We consider two families of differentiable convex functions. First the \(p\)th power for \(p > 1\). \[F_p(x) ~=~ |x|^p\] which gives \[\triangle_{F_p}(x\|y) ~=~ |x|^{p} - \operatorname{sgn}(y) \big( p x + (1-p) y \big) |y|^{p-1}\] and secondly the log-cosh function (recall that \(\sinh(\theta) = \frac{e^{\theta} - e^{-\theta}}{2}\), \(\cosh(\theta) = \frac{e^{\theta} + e^{-\theta}}{2}\) and \(\tanh(\theta) = \frac{\sinh(\theta)}{\cosh(\theta)}\)) \[G_\eta(x) ~=~ \frac{1}{\eta} \ln (\cosh (\eta x))\] which gives \[\triangle_{G_\eta}(x\|y) ~=~ \frac{1}{\eta } \ln \frac{ \cosh (\eta x) }{ \cosh (\eta y) } + (y-x) \tanh (\eta y) .\] Here is a graph showing both \(F_p\) and \(G_\eta\) (this is both the graph of \(F_p(x)\) and \(G_\eta(x)\) and of \(\triangle_{F_p}(x\|0)\) and \(\triangle_{G_\eta}(x\|0)\)):

Now by design, we can take the limit of \(p \to 1\) or \(\eta \to \infty\), pointwise, and we end up with the the absolute value function: \[H(x) ~:=~ |x| ~=~ \begin{cases} \lim_{p \to 1} F_p(x) \\ \lim_{\eta \to \infty} G_\eta(x) \end{cases}\] The absolute value function is convex, but not differentiable. Yet, by the same pointwise limit construction we can associate a perhaps natural Bregman divergence to it, namely \[\triangle_H(x\|y) ~:=~ \begin{cases} \lim_{p \to 1} \triangle_{F_p}(x\|y) \\ \lim_{\eta \to \infty} \triangle_{G_\eta}(x\|y) \end{cases} ~=~ |x| - \operatorname{sgn}(y) x .\] Again the limit coincides for both starting points. This divergence is interesting. It does only depend on \(y\) through its sign. We may rewrite it as follows \[\triangle_H(x\|y) ~=~ \begin{cases} 2 x_-& y > 0 \\ 2 x_+ & y < 0 \\ |x| & y = 0 \end{cases}\] where \(x_+ = \max\{0,x\}\), \(x_- = \max\{0,-x\}\) so that \(|x| = x_- + x_+\). It is a nice convex function in \(x\), but discontinuous in \(y\) at \(y=0\). Now if \(y \in \{\pm 1\}\), we find \[\triangle_H(x\|y) ~=~ 2 \max \{0, -y x\}\] which can be thought of as a zero-margin hinge loss.
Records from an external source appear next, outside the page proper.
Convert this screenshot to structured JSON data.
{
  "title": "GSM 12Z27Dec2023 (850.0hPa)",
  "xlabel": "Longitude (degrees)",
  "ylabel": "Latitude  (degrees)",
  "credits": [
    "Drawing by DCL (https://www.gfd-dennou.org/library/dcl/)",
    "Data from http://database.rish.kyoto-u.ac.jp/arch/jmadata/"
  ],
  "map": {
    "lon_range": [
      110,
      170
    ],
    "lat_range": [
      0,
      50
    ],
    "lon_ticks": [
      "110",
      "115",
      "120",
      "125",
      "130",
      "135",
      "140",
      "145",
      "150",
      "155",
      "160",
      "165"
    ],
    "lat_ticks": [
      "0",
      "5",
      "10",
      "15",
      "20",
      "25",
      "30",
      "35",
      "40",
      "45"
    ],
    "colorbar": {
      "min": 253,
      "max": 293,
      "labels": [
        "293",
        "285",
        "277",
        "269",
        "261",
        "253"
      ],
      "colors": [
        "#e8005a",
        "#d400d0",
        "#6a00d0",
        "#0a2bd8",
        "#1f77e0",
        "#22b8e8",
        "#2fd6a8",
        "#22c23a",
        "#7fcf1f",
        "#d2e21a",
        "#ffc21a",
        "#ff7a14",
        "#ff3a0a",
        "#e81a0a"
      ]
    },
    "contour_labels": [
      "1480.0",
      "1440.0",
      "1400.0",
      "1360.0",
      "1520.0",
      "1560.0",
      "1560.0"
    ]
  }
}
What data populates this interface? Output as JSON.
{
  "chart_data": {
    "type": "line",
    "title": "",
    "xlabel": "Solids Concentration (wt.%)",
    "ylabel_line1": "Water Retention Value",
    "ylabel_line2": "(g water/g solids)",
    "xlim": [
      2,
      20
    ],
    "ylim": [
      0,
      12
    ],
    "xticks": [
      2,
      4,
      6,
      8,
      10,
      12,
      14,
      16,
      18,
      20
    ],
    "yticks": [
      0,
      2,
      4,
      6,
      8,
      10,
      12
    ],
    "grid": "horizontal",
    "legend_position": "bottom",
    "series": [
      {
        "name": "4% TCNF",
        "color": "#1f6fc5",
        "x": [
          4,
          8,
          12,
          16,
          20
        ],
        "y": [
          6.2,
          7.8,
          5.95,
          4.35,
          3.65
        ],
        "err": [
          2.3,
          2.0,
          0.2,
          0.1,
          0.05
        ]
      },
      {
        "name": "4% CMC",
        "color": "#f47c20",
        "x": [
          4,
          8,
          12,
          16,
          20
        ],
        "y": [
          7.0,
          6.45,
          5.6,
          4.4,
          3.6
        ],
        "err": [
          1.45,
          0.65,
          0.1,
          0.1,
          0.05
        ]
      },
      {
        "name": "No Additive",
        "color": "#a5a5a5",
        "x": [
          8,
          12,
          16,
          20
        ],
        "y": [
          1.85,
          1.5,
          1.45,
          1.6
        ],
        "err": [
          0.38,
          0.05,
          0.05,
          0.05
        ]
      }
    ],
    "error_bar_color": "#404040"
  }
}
One of the powerful properties of Bregman Divergences is that the expected divergence from a random vector \(X\) is minimized by the mean. That is \[\operatorname*{argmin}_y\,
\operatorname*{\mathbb E}[ \triangle_\phi(X\|y)]
~=~
\operatorname*{\mathbb E}[X]
.\] In this sense Bregman divergences are *proper*. Let us check whether that this is still true for the absolute value divergence. We have \[\operatorname*{\mathbb E}[ \triangle_H(X\|y)]
~=~
\begin{cases}
2 \operatorname*{\mathbb E}[ X_-]& y > 0
\\
2 \operatorname*{\mathbb E}[X_+ ]& y < 0
\\
\operatorname*{\mathbb E}[ |X|] & y = 0
\end{cases}\] Now indeed, as \(\operatorname*{\mathbb E}[X] = \operatorname*{\mathbb E}[X_+] - \operatorname*{\mathbb E}[X_-]\), this is minimised by \(y = \operatorname*{\mathbb E}[X]\). Of course it is also minimised by any other value with the same sign, but it is still cute that propriety is preserved non-strictly.